When World of Goo implemented the pay whatever you want temporary, they made vast amounts more from people who payed just 5$ (30,000$), versus those who paid the original amount (25$ only made 600$ or so)
No dice on that. 1.99 iphone game is pirated with a 0% buy rate. 0%!
Quote:
Woe be the PC game developer these days, as various reports put piracy rates in the U.S. at approximately 70-85%.
PC piracy
Pirates?! I'm supposed to be fighting a hydra!
It's no wonder that Epic Games is dumping PC games for the greener pastures of console gaming: piracy rates for the U.S. market alone are hovering around 80%!

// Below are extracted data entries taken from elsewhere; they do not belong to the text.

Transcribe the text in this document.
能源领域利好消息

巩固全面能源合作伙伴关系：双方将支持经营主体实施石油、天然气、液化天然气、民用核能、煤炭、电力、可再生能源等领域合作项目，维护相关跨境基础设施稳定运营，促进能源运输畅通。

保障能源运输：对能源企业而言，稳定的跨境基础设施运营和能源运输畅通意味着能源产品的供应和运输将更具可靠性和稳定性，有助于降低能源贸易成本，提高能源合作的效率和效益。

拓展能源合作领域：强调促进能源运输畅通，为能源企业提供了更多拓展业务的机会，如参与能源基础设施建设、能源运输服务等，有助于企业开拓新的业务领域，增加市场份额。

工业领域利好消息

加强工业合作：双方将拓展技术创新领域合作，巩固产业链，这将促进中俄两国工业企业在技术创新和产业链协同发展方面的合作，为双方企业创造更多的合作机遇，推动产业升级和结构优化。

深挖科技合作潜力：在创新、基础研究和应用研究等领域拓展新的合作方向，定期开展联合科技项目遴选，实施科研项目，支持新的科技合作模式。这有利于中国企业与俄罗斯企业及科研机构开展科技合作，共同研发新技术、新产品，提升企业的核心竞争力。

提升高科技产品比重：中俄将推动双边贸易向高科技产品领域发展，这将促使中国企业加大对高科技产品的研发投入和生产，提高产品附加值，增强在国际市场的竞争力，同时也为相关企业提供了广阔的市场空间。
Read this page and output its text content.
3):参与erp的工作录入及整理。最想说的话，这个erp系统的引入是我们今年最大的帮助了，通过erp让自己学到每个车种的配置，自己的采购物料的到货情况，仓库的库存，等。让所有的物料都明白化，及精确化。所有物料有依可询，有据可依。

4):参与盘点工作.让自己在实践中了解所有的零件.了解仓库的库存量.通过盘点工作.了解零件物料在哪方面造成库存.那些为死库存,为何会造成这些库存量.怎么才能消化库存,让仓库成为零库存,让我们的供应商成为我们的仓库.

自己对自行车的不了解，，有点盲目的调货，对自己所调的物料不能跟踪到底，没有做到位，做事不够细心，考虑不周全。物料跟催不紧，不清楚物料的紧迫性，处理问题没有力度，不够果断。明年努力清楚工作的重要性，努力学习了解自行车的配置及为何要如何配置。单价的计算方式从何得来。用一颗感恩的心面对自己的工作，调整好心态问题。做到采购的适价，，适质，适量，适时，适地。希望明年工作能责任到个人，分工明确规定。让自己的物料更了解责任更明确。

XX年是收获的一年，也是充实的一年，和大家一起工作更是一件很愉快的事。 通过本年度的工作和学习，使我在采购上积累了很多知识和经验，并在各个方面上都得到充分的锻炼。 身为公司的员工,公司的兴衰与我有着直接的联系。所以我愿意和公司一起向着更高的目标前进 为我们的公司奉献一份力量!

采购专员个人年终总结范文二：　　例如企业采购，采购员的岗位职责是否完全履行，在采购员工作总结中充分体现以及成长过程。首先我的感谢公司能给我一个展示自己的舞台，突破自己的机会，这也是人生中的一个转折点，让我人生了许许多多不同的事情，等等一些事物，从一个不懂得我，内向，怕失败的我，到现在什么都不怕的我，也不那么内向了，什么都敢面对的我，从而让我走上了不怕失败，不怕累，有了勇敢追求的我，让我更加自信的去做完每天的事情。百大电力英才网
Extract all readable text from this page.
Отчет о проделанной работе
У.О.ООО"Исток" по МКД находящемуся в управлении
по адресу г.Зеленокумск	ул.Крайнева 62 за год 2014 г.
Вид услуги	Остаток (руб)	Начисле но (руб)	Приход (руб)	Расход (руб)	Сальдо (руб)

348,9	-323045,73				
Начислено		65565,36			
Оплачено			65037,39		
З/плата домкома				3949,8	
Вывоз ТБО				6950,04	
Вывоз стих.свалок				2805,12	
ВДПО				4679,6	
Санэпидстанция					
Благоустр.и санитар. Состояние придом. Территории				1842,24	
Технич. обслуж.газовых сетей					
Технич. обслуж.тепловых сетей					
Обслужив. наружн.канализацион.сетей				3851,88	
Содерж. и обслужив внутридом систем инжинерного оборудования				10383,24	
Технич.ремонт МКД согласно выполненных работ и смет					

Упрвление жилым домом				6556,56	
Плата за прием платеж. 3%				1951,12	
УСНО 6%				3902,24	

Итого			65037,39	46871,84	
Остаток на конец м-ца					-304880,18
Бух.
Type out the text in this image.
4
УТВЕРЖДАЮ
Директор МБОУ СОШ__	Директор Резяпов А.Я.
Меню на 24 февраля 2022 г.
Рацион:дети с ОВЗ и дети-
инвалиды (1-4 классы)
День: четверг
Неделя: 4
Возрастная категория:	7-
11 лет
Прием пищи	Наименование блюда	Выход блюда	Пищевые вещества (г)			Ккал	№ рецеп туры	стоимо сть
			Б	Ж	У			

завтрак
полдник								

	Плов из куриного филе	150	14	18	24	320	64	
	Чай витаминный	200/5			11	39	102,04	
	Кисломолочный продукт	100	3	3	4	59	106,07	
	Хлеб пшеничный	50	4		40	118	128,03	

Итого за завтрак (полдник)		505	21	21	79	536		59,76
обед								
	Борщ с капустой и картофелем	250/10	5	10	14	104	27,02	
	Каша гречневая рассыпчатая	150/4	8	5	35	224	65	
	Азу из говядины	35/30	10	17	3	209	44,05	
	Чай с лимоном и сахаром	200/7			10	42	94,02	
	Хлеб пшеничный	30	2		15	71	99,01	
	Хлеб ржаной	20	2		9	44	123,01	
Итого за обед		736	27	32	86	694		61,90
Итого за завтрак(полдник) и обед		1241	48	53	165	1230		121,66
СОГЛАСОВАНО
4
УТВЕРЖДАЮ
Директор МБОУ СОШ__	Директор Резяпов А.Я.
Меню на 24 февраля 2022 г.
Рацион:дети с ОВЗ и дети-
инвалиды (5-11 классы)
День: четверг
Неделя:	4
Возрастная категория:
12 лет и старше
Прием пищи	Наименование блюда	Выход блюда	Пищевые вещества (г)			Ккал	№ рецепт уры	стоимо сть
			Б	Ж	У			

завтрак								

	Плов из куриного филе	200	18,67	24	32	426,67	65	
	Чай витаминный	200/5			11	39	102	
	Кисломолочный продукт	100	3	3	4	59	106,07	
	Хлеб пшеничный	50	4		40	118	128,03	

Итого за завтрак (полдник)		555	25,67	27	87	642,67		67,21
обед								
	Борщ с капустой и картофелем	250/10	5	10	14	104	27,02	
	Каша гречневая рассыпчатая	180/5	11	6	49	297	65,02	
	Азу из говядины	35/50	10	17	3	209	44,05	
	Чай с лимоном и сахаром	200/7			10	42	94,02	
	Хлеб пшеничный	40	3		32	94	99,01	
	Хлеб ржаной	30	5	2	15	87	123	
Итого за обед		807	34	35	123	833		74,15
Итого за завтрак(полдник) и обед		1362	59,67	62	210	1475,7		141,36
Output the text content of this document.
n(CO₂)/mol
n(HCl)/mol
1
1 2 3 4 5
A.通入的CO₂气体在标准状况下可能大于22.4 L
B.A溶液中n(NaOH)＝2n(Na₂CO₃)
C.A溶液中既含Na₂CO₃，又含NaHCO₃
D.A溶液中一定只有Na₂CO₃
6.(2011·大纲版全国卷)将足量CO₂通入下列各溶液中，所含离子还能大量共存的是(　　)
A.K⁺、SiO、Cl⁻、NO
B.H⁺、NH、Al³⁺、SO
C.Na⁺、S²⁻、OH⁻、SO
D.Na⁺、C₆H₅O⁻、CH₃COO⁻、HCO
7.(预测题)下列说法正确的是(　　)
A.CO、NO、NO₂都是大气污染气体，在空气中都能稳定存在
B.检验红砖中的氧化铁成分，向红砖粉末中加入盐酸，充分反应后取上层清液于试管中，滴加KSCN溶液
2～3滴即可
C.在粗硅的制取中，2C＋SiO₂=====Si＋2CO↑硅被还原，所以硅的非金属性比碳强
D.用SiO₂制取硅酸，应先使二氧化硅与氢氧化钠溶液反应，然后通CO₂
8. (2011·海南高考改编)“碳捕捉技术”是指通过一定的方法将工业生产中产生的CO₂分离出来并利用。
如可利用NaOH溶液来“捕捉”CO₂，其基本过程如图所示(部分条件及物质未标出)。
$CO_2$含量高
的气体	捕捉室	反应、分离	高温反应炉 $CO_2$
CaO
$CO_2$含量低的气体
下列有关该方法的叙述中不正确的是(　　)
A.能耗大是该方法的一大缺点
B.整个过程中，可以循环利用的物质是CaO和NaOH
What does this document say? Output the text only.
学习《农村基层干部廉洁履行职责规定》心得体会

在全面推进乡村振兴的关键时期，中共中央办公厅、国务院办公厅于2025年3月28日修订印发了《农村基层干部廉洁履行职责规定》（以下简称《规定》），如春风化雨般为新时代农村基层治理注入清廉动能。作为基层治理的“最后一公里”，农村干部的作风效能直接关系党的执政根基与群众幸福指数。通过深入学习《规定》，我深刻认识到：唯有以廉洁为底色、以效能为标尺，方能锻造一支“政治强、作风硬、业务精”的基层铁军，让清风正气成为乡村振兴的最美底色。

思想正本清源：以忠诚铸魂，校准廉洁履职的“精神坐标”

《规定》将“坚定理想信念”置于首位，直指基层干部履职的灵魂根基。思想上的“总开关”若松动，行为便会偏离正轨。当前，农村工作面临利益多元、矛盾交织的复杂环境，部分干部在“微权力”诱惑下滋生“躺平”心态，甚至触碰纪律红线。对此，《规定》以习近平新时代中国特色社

And beyond the U.S., the piracy picture becomes even larger and more menacing -- especially if you're an independent developer without "Madden-sized advertising budget," said THQ Director of Creative Management Michael Fitch, who laid out his case against piracy and hardware manufactures in an epic rant at the Quarter to Three forums.
In the post, Fitch attacked pirates, the PC software security model and everything in between. In Europe, he said, piracy rates approach 90%. In Asia, those figures are "off the charts."
http://www.gamepro.com/article/news/165488/hard-times-pc-game-piracy-in-us-estimated-at-75-80/
Quote:
Apple's iPhone/iPod Touch is a lot like Sony's PSP in many ways: they both play games, movies and music -- and now both can struggle with the effects of piracy. According to iPhone developer Smells Like Donkey, about 80 percent of all downloads of Tap-Fu were illegally downloaded.
The developer notes that learning how to pirate games off the iPhone is surprisingly easy, thanks to "a kernel patch that bypasses Apple's DRM system" that "would take an average person 5 minutes in Google to find." Additionally, the developer discovered that an average of zero percent of pirates end up purchasing a legitimate copy of Tap-Fu -- it seems marking the game down to $1.99 didn't discourage anyone from taking a free ride.